English football manager

Barry Simmonds is a professional football coach, director, administrator and former player. As a coach he managed New Zealand Knights in the Australian A-League prior to its licence being transferred to new ownership and renamed Wellington Phoenix. He was the Football Director and on the executive board at Norwich City for the Premier League promotion winning 2014–2015 season. He was appointed having held a similar post at Fulham FC over several years.

In 2017 he rejoined Crystal Palace FC. Simmonds had been engaged in previous roles at the London-based Premier League club.

==Biography==
Having held roles at clubs across the UK and internationally Simmonds has cited various operational models apart from football including the New Zealand All Blacks rugby team off-field methodology and American statistician Bill James as influences. Revered for his work in Major League Baseball James highlighted how undervalued players could be recruited which Simmonds saw parallels with in professional football.

His time at Fulham was highlighted for signing players at the later stages of their careers who proved significant acquisitions. Several featured in delivering the highest ever league position in the club's history and a UEFA Europa League Final. He purposely targeted established internationals noting their leadership qualities as many were captains of their national teams. This included -amongst others- Mark Schwarzer, Zoltan Gera and Damien Duff. This strategy continued with the signings of Dimitar Berbatov and Giorgos Karagounis. The latter was persuaded by Simmonds to delay his retirement. it was an inspired move for the then 36 year old former captain of Greece and European Championship winner as he was voted 'Players Player of The Year'. Berbatov, secured for a fee of £4m just 3 years after signing with Manchester United for £31m won the supporters award.

Simmonds reasoned by signing experienced players it gave the club an opportunity to also bring in younger players and some from lesser known or lower leagues who could develop and be of value without high fees. This was evidenced with the signings and eventual transfers of Chris Smalling and Moussa Dembele to Manchester United and Tottenham Hotspur respectively. David Stockdale and Dan Burn were brought in from Darlington FC.

At Norwich City an overhaul of the playing squad following relegation led to an immediate return to the Premier League. In his award-winning book 'The Nowhere Men' author Michael Calvin credited Simmonds with being a leading figure at the forefront of modern football club structure through the combined use of sports science, statistical analysis and traditional well proven practice.

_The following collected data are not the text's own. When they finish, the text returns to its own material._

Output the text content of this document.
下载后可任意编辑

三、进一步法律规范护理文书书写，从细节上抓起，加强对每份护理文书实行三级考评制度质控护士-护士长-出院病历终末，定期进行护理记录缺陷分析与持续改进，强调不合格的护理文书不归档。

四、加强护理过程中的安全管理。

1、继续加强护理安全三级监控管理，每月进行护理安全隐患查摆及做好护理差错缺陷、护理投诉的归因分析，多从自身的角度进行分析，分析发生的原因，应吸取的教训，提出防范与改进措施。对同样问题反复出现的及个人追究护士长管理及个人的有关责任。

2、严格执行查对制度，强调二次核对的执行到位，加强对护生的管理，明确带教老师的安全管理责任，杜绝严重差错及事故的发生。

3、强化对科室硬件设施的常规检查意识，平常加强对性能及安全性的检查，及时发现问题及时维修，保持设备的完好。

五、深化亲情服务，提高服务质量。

Following on from Norwich City it was reported in the British media that he had been contracted by The Football Association to work as a member of England manager Roy Hodgson's staff for the national team's preparation and final tournament of the 2016 UEFA European Championship.

His return to Crystal Palace came as changes were made at the club. A football operations role alongside newly appointed sporting director, Dougie Freedman resulted in a revamped scouting and recruitment model being introduced. A focus on players from outside the Premier League brought signings considered ready but importantly future transfer assets. The academy was aligned closer to the first team with investment in facilities and development.

It proved a successful adaptation. Players were traded with substantial profits and academy graduates established themselves in the senior squad.

He is a regular contributor to conferences and courses.